Until recently, fixed wireless access (FWA) was a niche business model in the USA, confined mainly to local operators offering broadband services via WiMAX, souped-up WiFi or LTE to rural and other underserved areas.
In the brief ascendancy of WiMAX, there was much talk of how a single wireless subscription could support both home broadband and mobile usage, with proprietary products such as Motorola’s Canopy being migrated to the new platform in the hope of stealing a march in 4G. But WiMAX was sidelined, and neither 4G standard had sufficient spectrum capacity or speeds to compete with fiber, where that was economic to instal. Equipment from companies like Airspan continued to support rural deployments, and the big operators, particularly AT&T, have used fixed LTE to replace some DSL lines at the edge of their territories.
But only with 5G is there a realistic prospect of operators being able to deploy in competition with fiber. In the case of Verizon, that will help it expand its limited fiber territory. The same is true, to a small extent of AT&T, though that operator’s fixed 5G launch has been mainly about getting into the market as quickly as Verizon, before mobile devices are available. Its core strategy is firmly fixed on mobility, and on 5G links with sufficient capabilities to support fixed usage in the home too (not necessarily with special FWA CPE); and an early move forward to industrial services.
But the fixed wireless race is no longer just about these two giants and some specialized WISPs. T-Mobile has been gearing up for a big assault on the home market with plans for 5G-based TV and multiplay services (some of them contingent, it tells the FCC, on being allowed to acquire Sprint and gain all that MNO’s plentiful 2.5 GHz spectrum). Now it has released details of a planned 4G-based FWA offering, which will be positioned less against Verizon than the mid-sized US operators, notably US Cellular; as well as the cablecos, which have been using WiFi to extend their services into the multiplay for several years.
Despite the similarity of TMO’s new service to existing offerings, it is positioning it, in typical Uncarrier style, as the start of “home broadband disruption”, and particularly, as an attack on “Big Cable”.
TMO also hopes its LTE FWA plans will strengthen its case for the merger with Sprint. The company’s 4G and 5G strategies rely heavily on achieving universal coverage more quickly than rivals, leveraging its major investment in 600 MHz spectrum (with its excellent propagation qualities) for 5G. But it needs Sprint’s higher band airwaves to add capacity to its services and enable fiber-like speeds.
In its statement announcing its fixed LTE pilots, TMO said: “Due to LTE network and spectrum capacity constraints, the T-Mobile Home Internet pilot is limited by invitation only to existing customers in specific areas, with the goal of reaching 50,000 households by the end of the year – or slightly less than 0.04% of U.S. households. But if T-Mobile’s pending merger with Sprint is approved, with the added scale and capacity of the New T-Mobile, the Uncarrier plans to cover more than half of US households with 5G broadband service – in excess of 100Mbps – by 2024. And Americans stand to save billions.”

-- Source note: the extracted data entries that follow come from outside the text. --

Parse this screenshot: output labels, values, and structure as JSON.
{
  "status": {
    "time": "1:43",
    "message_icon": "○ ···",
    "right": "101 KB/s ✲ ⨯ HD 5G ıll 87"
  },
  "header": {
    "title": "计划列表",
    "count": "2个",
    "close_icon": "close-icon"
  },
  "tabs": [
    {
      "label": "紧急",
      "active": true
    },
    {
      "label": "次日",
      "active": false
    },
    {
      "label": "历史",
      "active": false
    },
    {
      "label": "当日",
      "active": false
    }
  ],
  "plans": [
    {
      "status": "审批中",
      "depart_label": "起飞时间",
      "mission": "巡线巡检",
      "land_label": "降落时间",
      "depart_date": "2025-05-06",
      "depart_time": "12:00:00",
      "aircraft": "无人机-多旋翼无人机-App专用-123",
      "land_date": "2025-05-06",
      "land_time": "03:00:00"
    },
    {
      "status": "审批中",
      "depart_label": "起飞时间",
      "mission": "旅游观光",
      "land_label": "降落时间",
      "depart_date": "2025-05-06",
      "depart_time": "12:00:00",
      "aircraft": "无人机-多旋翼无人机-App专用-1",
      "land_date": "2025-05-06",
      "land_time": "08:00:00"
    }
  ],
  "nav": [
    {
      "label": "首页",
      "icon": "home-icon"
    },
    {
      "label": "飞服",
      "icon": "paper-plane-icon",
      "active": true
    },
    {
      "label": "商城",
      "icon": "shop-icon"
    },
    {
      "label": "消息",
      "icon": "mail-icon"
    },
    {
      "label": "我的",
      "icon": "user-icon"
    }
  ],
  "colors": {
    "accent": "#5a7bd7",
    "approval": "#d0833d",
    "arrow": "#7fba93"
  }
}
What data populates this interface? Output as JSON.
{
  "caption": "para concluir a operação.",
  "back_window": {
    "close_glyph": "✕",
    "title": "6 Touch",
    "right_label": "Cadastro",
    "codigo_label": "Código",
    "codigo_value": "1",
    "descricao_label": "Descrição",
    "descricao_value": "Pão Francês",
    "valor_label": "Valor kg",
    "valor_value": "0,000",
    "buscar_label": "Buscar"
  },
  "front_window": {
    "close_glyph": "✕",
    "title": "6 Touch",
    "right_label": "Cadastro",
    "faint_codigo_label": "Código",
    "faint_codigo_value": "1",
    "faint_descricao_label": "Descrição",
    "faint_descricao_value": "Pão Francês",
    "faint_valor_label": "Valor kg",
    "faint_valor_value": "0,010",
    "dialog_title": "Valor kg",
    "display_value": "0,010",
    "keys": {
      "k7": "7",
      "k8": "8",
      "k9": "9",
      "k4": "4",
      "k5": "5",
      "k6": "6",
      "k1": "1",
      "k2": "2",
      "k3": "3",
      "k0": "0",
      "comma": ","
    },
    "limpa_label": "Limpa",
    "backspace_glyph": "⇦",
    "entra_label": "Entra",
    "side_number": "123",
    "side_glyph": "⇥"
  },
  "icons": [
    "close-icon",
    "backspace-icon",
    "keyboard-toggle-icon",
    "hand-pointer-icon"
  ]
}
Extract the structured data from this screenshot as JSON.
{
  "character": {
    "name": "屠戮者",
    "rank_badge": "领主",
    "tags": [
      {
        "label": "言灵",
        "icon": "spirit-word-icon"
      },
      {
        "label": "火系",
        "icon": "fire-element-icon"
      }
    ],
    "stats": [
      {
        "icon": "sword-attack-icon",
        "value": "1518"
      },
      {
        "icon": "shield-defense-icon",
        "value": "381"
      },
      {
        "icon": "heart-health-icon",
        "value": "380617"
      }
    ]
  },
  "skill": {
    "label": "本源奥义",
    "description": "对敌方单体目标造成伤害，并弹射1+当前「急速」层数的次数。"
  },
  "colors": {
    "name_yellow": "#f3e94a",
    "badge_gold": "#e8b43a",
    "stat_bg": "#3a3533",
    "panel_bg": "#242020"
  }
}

For now, the planned service looks little different from the rural-centric offerings already in the market. TMO is starting to invite selected customers in rural areas and will expand the trial to 50,000 households by the end of the year. It promises unlimited, uncapped home Internet access at an average of 50Mbps for $50 a month, based on a self-install home LTE router which supports WiFi devices. It also promises the service would come with no annual service contracts, hidden fees or upfront equipment costs.
But if it were able to use Sprint’s spectrum, it has told the FCC it could offer average speeds over 100Mbps to 90% of the country by 2024, with a path to 5G, and that it would target 10m in-home Internet customers to the service by 2024. Such arguments are designed to persuade the regulators that a merger would not reduce consumer choice by removing one MNO, but would provide a wider choice of affordable services, especially to those in areas where there are only one or two active operators anyway.
In fact, the offering is similar to US Cellular’s Home Internet offering, launched last summer in areas of its rural 4G footprint where it has excess capacity. The company operates in parts of Texas, Washington State, Maine, Kansas, Nebraska, Iowa and Tennessee. Its fixed wireless service costs $40 for 20GB of data a month, $50 for 50GB, $70 for 90GB, and $100 for ‘unlimited’ (capped at 160GB). The fifth largest MNO plans to expand its service this year, using an outdoor receiver to equip homes which are not suitable for the indoor router, or which would get far higher speeds with an outdoor unit.